Angie came out of her office and asked, “What the hell was that all about, Den? Who were you yelling at?” Then she jokingly asked, “An angry husband, perhaps?”
“Yeah, right. I have no idea who that was. Whoever the creep is, he called me a shithead and warned me to mind my own business, among other things.”
“Hey, do you suppose it has anything to do with our wanting to expand the committee into northern Nevada? The last thing those goddam Republicans want is more people registered to vote.”
“True enough, but that call had nothing to do with the committee. It's just some government-related crap I can't talk about – it's nothing, really.”
She wasn't convinced, as she rolled her big blue eyes. “You always say it's 'government-related' when you don't want to discuss something. I bet the Republicans are tapping our phones - again!” Glancing down at my desk, she then exclaimed, ”Holy shit, Den! What happened to your phone?”
Putting on an act, I waved a hand dismissively. “Aw, it's cheap imported junk like everything else they sell these days. Tsk - you can't even slam down the phone anymore without it flying apart.” But in reality, one would need the strength of a gorilla or The Incredible Hulk to inflict so much damage to the nearly indestructible receiver, yet somehow I had managed it almost as easily as crushing an empty beer can (my aching hand notwithstanding). This was the third such incident I had experienced in the past 30 days - the second incident since only last week. It now appeared that In addition to my on-again-off-again psychic powers, I was developing into some sort of third-rate superhero, possessing physical powers that only emerged on occasions when my anger boiled out of control.

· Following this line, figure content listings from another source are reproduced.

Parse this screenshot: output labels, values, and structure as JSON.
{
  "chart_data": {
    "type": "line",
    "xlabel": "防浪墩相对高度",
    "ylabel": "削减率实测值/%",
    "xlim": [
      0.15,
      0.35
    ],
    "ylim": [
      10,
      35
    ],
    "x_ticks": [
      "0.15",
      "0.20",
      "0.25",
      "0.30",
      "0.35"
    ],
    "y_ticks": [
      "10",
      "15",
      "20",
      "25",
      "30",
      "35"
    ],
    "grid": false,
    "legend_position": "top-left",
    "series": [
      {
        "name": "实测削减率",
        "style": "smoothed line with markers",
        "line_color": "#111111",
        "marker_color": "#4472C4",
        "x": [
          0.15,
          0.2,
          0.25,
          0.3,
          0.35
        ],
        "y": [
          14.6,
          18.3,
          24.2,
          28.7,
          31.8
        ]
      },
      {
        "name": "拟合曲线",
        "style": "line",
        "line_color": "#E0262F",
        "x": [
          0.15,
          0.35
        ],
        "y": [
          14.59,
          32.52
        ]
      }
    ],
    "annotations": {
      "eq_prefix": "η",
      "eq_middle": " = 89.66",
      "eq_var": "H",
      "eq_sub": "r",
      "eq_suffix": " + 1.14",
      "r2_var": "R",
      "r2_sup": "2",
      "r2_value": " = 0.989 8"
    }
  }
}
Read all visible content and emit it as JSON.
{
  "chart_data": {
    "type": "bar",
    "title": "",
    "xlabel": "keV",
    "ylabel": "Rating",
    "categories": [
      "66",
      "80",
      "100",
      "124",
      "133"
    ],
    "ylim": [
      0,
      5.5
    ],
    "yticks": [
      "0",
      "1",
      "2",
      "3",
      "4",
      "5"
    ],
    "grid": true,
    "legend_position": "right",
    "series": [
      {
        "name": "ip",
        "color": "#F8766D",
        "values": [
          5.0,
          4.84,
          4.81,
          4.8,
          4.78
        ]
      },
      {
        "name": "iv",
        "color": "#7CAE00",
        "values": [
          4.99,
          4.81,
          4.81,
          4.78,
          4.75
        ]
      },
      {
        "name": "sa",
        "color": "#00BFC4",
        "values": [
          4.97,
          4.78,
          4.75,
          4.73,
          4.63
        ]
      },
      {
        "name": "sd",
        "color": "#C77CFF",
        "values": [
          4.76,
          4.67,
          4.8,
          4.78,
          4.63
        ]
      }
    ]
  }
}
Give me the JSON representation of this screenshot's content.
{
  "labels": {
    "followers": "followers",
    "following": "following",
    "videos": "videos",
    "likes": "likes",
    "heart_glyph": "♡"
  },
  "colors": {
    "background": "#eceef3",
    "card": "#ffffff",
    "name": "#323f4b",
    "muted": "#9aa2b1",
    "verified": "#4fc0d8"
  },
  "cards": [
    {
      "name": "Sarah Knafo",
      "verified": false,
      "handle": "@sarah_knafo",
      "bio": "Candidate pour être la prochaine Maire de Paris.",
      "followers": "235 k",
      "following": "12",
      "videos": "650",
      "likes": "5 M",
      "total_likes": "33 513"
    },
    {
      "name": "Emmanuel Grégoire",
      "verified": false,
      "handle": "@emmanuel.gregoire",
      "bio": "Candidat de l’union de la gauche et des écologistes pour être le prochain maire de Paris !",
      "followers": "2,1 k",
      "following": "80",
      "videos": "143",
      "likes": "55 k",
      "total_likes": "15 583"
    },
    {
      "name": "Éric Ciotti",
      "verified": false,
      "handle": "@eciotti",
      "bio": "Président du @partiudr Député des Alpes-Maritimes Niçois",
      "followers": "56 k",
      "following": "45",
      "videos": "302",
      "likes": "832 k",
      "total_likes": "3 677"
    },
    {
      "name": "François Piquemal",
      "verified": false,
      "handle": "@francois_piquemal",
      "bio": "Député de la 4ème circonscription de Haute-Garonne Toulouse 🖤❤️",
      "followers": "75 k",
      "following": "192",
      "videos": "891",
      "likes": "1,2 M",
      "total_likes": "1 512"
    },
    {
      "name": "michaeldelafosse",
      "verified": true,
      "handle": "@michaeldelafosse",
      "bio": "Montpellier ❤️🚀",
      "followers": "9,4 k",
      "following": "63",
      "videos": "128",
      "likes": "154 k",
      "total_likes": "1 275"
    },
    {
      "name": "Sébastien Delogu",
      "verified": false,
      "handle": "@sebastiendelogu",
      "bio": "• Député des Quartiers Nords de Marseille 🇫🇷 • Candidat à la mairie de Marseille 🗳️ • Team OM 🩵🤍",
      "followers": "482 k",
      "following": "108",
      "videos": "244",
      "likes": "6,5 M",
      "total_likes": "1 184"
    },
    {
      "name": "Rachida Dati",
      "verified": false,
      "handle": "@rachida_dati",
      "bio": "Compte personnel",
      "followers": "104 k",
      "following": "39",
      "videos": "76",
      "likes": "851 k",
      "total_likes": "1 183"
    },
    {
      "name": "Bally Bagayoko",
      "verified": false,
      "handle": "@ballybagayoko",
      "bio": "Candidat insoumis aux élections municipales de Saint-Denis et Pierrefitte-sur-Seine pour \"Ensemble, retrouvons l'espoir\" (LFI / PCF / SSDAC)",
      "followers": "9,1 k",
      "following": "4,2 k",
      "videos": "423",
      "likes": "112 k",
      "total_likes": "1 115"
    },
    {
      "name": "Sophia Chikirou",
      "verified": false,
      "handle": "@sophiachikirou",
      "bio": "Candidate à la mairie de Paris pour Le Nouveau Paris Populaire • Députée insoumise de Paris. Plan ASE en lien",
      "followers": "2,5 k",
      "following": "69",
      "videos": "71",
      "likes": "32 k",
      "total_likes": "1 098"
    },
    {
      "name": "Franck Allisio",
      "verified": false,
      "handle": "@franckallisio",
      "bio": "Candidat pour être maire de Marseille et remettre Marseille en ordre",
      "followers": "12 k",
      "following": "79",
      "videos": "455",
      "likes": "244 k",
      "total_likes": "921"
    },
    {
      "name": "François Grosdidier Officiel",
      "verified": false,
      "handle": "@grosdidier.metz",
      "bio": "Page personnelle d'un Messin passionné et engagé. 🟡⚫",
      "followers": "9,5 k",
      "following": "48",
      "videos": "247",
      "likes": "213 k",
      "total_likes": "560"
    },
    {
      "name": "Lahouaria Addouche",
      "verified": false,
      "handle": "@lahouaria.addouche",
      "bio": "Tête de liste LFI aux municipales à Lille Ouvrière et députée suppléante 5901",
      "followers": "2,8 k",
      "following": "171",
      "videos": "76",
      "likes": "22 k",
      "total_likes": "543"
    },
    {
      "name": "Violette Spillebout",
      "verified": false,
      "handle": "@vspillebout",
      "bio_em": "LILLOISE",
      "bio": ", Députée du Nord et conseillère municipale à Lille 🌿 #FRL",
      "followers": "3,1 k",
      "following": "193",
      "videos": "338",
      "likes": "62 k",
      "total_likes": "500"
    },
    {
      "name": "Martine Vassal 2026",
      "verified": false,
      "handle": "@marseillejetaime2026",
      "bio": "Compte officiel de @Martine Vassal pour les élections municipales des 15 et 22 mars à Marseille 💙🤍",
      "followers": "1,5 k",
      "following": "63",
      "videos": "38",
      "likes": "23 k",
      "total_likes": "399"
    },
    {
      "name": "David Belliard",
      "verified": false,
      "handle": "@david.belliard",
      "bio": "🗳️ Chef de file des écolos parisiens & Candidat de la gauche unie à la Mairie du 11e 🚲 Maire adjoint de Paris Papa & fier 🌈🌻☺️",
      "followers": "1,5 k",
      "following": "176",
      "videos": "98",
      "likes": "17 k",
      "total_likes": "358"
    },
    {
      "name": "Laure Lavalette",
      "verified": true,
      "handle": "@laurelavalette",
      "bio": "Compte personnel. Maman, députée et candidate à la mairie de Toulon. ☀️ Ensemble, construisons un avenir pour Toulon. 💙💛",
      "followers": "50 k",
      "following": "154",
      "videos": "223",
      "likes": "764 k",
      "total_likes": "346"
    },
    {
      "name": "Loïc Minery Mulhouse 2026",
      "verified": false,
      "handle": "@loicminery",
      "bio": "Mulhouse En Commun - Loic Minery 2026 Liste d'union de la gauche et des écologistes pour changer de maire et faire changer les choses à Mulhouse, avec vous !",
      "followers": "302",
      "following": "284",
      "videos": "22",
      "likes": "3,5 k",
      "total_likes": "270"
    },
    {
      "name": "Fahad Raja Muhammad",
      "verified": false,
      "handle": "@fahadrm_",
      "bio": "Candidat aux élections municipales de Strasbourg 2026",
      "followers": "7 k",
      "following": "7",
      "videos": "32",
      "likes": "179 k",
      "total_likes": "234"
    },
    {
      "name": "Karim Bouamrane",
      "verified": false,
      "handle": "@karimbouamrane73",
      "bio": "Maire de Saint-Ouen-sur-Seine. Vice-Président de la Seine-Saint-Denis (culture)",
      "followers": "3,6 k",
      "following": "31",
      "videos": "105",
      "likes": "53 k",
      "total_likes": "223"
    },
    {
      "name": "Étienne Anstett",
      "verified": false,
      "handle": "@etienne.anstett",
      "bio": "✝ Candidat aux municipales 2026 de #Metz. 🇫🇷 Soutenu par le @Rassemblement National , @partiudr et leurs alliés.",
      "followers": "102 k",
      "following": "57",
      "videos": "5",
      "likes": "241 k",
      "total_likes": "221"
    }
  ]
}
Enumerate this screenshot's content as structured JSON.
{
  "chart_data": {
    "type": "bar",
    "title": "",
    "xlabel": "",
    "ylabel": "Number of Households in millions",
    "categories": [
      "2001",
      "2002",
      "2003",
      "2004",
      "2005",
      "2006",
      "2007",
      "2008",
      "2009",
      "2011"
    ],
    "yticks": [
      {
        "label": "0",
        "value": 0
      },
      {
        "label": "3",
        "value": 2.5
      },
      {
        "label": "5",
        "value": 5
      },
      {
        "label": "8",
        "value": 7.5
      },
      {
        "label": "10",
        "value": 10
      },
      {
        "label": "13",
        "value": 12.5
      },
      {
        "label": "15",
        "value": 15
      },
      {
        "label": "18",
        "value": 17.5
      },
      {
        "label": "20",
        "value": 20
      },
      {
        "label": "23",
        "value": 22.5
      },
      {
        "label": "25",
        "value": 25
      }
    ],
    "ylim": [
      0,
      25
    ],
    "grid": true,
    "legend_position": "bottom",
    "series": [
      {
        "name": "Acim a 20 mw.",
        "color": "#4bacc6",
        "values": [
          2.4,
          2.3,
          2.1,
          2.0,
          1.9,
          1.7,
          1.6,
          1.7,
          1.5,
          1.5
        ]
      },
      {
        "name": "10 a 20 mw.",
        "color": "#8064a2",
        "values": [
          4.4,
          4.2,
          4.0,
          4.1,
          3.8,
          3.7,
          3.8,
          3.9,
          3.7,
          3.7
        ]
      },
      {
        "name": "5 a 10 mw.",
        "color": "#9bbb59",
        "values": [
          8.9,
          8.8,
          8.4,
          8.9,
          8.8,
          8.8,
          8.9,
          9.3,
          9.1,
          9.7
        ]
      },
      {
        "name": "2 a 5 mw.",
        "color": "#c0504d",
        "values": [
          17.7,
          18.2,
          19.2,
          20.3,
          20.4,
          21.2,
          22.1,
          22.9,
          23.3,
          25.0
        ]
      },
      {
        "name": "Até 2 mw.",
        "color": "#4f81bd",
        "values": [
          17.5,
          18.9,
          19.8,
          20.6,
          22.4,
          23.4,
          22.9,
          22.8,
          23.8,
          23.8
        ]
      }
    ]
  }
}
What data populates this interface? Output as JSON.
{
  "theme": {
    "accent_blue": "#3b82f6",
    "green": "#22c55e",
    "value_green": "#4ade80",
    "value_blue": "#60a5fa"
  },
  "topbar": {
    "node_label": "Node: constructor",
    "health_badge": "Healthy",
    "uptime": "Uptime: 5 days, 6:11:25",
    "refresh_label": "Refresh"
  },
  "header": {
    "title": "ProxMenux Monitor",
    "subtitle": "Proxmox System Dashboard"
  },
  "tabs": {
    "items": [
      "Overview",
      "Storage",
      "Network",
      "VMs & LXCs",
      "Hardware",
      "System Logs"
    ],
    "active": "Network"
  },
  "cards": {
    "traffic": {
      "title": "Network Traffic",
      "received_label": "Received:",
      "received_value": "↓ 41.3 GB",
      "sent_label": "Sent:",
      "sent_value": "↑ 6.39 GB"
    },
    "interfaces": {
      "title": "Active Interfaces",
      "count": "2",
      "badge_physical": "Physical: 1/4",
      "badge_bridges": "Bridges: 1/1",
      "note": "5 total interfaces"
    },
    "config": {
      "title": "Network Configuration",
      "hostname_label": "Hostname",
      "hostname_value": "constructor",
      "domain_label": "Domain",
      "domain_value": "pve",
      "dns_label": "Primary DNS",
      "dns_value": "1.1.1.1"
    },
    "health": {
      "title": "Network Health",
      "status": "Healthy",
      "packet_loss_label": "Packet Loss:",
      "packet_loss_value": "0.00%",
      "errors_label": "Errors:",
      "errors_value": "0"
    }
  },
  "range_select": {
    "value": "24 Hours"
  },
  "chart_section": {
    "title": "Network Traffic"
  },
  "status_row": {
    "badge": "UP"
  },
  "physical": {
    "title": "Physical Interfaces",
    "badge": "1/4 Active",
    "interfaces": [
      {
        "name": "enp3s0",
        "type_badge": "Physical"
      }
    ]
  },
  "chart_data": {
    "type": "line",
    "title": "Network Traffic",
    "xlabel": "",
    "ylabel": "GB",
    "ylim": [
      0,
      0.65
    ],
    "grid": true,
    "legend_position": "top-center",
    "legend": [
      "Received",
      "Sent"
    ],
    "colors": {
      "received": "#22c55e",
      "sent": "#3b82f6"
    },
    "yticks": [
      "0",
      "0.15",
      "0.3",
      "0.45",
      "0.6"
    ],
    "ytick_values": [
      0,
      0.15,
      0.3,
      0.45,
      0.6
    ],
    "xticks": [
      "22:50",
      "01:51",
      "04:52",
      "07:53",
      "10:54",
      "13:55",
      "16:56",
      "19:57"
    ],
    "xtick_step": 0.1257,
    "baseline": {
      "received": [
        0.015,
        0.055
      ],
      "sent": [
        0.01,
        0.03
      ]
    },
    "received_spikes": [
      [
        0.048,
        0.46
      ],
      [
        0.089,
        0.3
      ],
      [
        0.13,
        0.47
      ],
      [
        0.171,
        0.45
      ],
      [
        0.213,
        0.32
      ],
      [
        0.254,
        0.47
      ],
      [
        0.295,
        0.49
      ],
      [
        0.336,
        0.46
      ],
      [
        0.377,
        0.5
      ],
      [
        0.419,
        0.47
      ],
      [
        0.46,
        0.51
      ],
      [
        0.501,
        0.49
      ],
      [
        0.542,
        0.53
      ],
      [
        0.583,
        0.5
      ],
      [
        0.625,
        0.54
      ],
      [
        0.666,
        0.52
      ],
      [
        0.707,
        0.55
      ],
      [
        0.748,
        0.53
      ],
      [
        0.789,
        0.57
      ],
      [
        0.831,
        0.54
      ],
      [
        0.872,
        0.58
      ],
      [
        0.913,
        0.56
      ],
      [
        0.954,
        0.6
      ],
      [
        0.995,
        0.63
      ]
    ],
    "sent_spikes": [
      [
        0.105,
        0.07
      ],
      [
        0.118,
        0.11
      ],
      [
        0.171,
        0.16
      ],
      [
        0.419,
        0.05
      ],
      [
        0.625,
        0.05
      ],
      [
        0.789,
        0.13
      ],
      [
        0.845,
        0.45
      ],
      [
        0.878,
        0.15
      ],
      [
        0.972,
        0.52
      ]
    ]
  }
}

Considering the implications of that harassing phone call, it must have been the fact of Donna's death that had gotten those very important people so annoyed with me. I could scarcely believe it, but “They” appeared to suspect Tina and myself of having been part of a sinister political plot to murder him. On the surface, their suspicion about us almost made logical sense, owing to our personal connection to Williamson, my curious phone call to Donna's mother in Atlanta and meeting with Grant Hawthorne immediately afterward, and, obviously, Tina's role in putting Donna in the hospital. Moreover, if this mysterious “They” were also aware of my psychic capabilities, then their suspicion suddenly made a whole lot of sense.